Barclay’s bank has provided $85,000,000,000* of finance to the fossil fuel industry since the 2015 Paris Climate Change agreement. It provides more funding for fossil fuel projects than any other bank in Europe.
Barclays know that we have less than 12 years to severely cut greenhouse gas emissions** but are actively locking us into decades of fossil fuel use by financing firms involved in their extraction, transport and burning. That’s why we went on to the street to draw attention to what the bank is doing.
Our demonstrations clearly got Barclay’s rattled. Just before the protest, fearing bad PR, the bank tried a green-wash away the problem by tweeting about its efforts to support a transition to a low carbon economy***. This instantly backfired as a torrent of responses provided facts and stats about the fracking, arctic oil and coal projects the bank was helping to facilitate.
We got lots of support out on the busy Dalston high St. Loads of protesters turned up to the demo, and plenty of people stopped to talk about why we were protesting.
Many people on the street felt a general sense of anger towards the banks. They knew they had something to do with the 2008 financial crash and that this has somehow been used as an excuse to inflict austerity on public services making all of our lives worse.
There has also been renewed mobilisation of climate actions, such as the youth climate strikes, and the Extinction Rebellion occupations of London’s bridges. This has brought attention to some people of the urgent need for action.
As part of this demonstration we wanted to shine a light on the way that bank’s profit from environmental destruction. We want to bring to the street a glimpse of how our economy operates in the interests of accelerating climate breakdown. But it can be a challenge to distract hurried Saturday shoppers with heady discussions about capitalism’s incessant drive for growth, our approaching climate breakdown, and how banks drive this with their freedom to create money from thin air.
These issues, for many of us, warrant an unpicking of a previously unchallenged assumed world views. And to challenge world views, without positive alternative visions, creates fear and uncertainty that many of us would rather not engage with.

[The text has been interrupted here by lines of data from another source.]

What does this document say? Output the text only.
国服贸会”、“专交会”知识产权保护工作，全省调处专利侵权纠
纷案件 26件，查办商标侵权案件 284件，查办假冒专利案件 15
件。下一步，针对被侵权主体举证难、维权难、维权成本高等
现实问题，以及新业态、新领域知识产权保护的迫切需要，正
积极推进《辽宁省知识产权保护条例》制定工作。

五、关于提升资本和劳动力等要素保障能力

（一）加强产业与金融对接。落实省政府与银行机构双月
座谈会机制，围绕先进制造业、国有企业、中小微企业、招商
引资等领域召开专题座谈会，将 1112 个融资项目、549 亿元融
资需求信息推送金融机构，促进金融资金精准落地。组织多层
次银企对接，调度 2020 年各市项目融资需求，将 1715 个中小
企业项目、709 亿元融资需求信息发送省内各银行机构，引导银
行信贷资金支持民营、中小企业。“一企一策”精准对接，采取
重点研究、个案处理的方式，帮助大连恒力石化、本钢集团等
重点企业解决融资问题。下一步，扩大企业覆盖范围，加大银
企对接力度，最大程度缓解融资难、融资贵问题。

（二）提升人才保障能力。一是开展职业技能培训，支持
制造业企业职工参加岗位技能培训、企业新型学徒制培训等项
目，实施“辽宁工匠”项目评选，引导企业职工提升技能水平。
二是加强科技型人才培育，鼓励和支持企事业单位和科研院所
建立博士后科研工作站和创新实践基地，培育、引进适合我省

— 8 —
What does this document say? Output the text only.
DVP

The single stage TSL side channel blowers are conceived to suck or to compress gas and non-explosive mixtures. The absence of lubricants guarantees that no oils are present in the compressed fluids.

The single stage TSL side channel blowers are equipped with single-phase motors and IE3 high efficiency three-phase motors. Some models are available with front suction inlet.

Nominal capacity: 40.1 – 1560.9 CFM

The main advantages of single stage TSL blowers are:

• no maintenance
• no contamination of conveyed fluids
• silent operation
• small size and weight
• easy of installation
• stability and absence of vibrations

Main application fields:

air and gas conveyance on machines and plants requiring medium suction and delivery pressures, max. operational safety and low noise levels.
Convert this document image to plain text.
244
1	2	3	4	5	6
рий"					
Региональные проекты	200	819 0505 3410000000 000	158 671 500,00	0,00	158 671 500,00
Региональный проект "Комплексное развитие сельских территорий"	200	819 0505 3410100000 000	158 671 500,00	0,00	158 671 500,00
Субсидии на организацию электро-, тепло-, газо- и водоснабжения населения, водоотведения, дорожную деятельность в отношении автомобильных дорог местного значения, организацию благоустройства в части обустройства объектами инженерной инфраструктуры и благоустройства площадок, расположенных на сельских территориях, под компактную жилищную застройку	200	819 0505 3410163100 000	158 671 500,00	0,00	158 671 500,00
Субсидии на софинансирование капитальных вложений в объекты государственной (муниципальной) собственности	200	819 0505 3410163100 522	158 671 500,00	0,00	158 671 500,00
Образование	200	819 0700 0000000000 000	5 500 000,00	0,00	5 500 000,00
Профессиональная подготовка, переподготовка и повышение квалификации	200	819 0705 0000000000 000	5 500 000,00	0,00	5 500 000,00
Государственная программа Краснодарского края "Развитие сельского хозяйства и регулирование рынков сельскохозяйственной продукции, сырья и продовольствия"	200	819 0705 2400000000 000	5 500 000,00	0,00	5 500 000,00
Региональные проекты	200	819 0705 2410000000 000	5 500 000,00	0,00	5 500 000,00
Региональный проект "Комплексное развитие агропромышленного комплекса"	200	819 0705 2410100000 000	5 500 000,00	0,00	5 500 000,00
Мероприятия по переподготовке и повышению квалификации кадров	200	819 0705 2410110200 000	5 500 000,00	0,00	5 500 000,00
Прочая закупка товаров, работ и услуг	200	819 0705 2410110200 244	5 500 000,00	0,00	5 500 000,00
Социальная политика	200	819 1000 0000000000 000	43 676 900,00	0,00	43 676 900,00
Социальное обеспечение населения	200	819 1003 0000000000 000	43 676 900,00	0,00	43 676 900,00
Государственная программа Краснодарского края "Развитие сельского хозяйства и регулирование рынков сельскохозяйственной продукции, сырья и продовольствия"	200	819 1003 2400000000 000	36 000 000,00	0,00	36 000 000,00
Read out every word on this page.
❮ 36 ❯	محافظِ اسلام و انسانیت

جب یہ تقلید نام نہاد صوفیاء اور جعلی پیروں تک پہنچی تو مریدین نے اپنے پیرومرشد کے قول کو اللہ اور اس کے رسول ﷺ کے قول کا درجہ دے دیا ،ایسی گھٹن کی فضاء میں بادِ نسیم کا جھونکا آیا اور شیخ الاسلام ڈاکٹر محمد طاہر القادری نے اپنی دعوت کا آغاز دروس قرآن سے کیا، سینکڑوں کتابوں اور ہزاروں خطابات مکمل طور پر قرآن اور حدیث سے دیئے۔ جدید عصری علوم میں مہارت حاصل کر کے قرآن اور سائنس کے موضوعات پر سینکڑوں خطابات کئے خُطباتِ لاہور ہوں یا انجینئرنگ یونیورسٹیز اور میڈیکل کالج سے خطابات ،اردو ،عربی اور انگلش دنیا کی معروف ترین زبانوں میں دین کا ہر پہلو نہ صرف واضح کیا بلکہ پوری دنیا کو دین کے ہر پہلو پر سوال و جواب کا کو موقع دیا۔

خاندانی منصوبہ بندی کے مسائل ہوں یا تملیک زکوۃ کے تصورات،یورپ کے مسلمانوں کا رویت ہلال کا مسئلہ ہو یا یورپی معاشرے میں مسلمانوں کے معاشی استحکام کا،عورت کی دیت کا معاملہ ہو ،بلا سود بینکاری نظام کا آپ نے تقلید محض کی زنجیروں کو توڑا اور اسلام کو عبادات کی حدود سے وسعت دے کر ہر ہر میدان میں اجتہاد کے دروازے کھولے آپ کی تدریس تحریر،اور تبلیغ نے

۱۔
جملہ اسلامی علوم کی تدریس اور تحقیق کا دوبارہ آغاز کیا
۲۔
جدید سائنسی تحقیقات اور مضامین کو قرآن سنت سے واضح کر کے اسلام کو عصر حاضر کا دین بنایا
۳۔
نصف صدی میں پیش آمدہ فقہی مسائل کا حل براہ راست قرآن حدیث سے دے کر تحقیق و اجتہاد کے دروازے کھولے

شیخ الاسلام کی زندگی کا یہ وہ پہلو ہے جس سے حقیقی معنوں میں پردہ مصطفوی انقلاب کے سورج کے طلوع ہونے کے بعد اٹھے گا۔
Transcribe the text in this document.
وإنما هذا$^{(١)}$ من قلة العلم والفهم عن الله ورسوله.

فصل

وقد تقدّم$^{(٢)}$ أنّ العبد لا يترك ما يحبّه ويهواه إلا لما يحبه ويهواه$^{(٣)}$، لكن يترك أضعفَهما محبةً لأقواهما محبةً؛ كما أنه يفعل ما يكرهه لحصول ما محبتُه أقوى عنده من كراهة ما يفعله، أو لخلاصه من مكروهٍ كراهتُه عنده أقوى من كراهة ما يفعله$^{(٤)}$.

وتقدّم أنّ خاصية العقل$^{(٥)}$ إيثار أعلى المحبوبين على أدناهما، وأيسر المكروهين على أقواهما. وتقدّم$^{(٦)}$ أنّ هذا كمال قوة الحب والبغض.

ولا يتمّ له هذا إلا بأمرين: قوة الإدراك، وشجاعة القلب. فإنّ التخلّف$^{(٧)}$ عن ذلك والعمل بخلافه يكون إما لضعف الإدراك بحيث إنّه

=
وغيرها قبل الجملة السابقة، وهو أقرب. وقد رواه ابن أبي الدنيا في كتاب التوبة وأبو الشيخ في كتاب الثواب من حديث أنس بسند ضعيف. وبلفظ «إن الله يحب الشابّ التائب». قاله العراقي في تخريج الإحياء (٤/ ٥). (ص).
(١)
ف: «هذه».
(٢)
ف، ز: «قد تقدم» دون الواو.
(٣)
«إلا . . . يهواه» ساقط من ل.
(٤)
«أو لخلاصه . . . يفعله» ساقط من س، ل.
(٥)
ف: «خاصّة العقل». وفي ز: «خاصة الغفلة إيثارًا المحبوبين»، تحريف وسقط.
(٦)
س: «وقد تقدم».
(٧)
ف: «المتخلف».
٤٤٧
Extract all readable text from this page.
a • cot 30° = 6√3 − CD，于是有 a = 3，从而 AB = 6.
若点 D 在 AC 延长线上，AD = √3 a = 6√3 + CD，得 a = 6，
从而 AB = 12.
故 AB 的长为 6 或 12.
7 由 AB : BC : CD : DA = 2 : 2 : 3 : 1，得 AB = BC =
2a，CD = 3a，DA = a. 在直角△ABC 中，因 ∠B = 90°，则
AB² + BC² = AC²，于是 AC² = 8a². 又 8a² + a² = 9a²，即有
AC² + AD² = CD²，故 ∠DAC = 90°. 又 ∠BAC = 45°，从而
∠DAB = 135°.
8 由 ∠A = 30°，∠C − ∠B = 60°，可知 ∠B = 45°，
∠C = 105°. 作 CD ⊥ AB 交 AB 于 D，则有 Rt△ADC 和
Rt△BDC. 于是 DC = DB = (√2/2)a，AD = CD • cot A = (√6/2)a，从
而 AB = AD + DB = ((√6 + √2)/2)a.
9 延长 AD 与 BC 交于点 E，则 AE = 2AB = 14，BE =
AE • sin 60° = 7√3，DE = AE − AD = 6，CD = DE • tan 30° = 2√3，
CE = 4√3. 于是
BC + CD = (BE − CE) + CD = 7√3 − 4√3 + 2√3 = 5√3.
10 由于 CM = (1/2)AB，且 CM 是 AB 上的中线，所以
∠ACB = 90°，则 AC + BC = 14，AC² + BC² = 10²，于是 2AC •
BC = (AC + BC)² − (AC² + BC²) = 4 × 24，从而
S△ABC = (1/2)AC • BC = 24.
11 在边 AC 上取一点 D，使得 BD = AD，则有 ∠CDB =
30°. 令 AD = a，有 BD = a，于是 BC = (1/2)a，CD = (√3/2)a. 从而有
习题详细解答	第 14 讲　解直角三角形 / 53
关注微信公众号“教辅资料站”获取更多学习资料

That’s why, alongside protests about what’s wrong in the world, we also need to articulate a public vision of how much better an alternative would be. The recently launched Labour campaign for the Green New Deal does just this. It provides a view that people can get behind and participate in. The new deal vision should set out practical steps for a zero-carbon future, better jobs, better housing and an economy that serves people and the planet, rather than finance capital.
Many of us, who came on the demo are keen to do more. I’m sure we’ll be out on the street again and we’d welcome your support. Ultimately, like the anti-apartheid campaign this is a winnable campaign. It has to be, otherwise the future isn’t going to be too bright.